Du Cheng und Ye Mei kauften dieses Auto. Ye Mei wollte, dass Du Cheng ein besseres kauft, aber Du Cheng gab den Gedanken auf, da dieses Auto häufig auf dem Flughafenparkplatz abgestellt werden würde.

Als Du Cheng ankam, war es fast Mittag. Ye Mei hatte Überstunden machen müssen und war nicht zum Mittagessen nach Hause gekommen. Nur Ye Chengtu, Zhong Xuehua und Ye Hu waren zu Hause.

Ye Chengtu musste mit Du Cheng sprechen; ansonsten kehrte er nur selten mittags nach Hause zurück.

Da Ah Hu in letzter Zeit recht viel Freizeit hatte und seine offizielle Ernennung noch nicht abgeschlossen war, befindet er sich quasi im Urlaub zu Hause.

Als Du Chenggang in der Villa der Familie Ye ankam, rief ihn Ye Chengtu sofort ins Arbeitszimmer.

"Du Cheng, hast du einen Xuan Tang unter deinem Kommando?"
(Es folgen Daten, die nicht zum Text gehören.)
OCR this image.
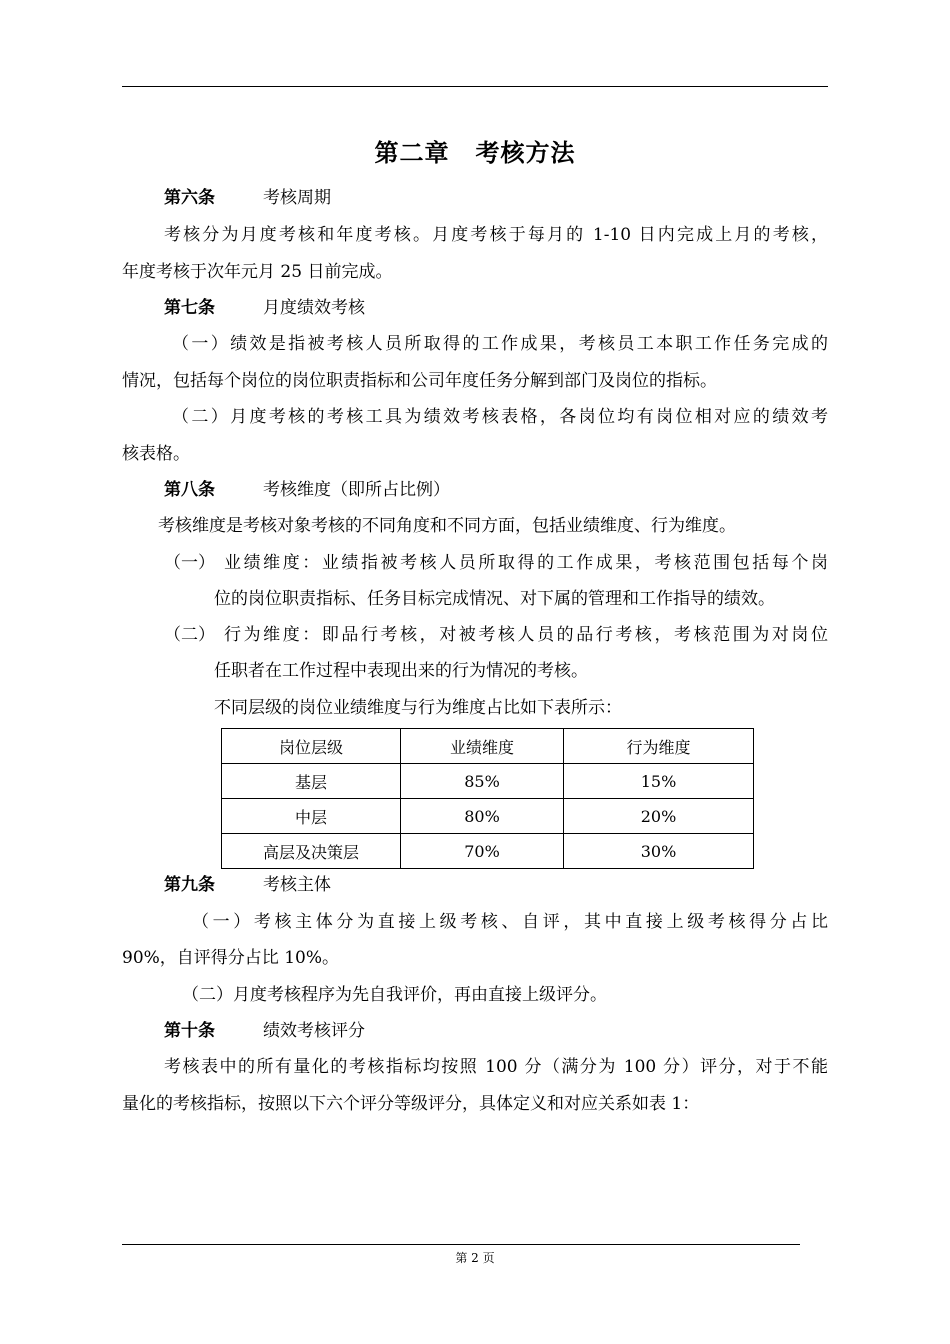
第二章 考核方法
第六条	考核周期
考核分为月度考核和年度考核。月度考核于每月的 1-10 日内完成上月的考核，
年度考核于次年元月 25 日前完成。
第七条	月度绩效考核
（一）绩效是指被考核人员所取得的工作成果，考核员工本职工作任务完成的
情况，包括每个岗位的岗位职责指标和公司年度任务分解到部门及岗位的指标。
（二）月度考核的考核工具为绩效考核表格，各岗位均有岗位相对应的绩效考
核表格。
第八条	考核维度（即所占比例）
考核维度是考核对象考核的不同角度和不同方面，包括业绩维度、行为维度。
（一） 业绩维度：业绩指被考核人员所取得的工作成果，考核范围包括每个岗
位的岗位职责指标、任务目标完成情况、对下属的管理和工作指导的绩效。
（二） 行为维度：即品行考核，对被考核人员的品行考核，考核范围为对岗位
任职者在工作过程中表现出来的行为情况的考核。
不同层级的岗位业绩维度与行为维度占比如下表所示：
岗位层级	业绩维度	行为维度
基层	85%	15%
中层	80%	20%
高层及决策层	70%	30%
第九条	考核主体
（一）考核主体分为直接上级考核、自评，其中直接上级考核得分占比
90%，自评得分占比 10%。
（二）月度考核程序为先自我评价，再由直接上级评分。
第十条	绩效考核评分
考核表中的所有量化的考核指标均按照 100 分（满分为 100 分）评分，对于不能
量化的考核指标，按照以下六个评分等级评分，具体定义和对应关系如表 1：
第 2 页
Im Arbeitszimmer, nachdem Du Cheng Platz genommen hatte, fragte Ye Chengtu ihn direkt.

"Äh."

Du Cheng nickte leicht. Wenn jemand dieser Sache nachgehen wollte, könnte man die Spur zu ihm zurückverfolgen. Ye Chengtu hatte wahrscheinlich schon etwas davon gehört.

Du Cheng war nicht besorgt, denn Xuan Tang hatte nichts wirklich Illegales getan, und es würde nicht leicht sein, ihr Schwierigkeiten zu bereiten. Außerdem war Ye Chengtus Gesichtsausdruck deutlich zu erkennen, dass er Du Cheng beim Schutz von Xuan Tang unterstützen würde.

„Die Lage ist in letzter Zeit etwas angespannt, sei lieber vorsichtig. Pass auf, dass dir nichts passiert, sonst verbreitet jemand Gerüchte, und die Vorgesetzten werden aufmerksam.“ Ye Chengtus Worte bestätigten Du Chengs Befürchtungen prompt.

„Onkel, meinst du, jemand ist in die Hauptstadt gekommen, um sich an die Xuantang zu wenden?“, fragte Du Cheng sichtlich überrascht. Ye Chengtus Worten zufolge war offensichtlich jemand gezielt gekommen, um sich an die Xuantang zu wenden.

„Mehr oder weniger“, antwortete Ye Chengtu schlicht.

Nachdem Ye Chengtu die Bestätigung gegeben hatte, brauchte Du Cheng nur einen kurzen Moment, um grob zu verstehen, wer ihn angezeigt hatte. Daher antwortete Du Cheng direkt: „Okay, ich werde vorsichtiger sein.“

Er hat nicht mehr viele Feinde, und noch weniger, die Xuantang gegen ihn einsetzen wollen. Die einzige, die er wahrscheinlich ins Visier nehmen wird, ist die Familie Du, die insgeheim gegen ihn intrigiert.

Mit dem rasanten Aufstieg von Zhongheng Pharmaceutical wird die Lage der Familie Du zunehmend prekär.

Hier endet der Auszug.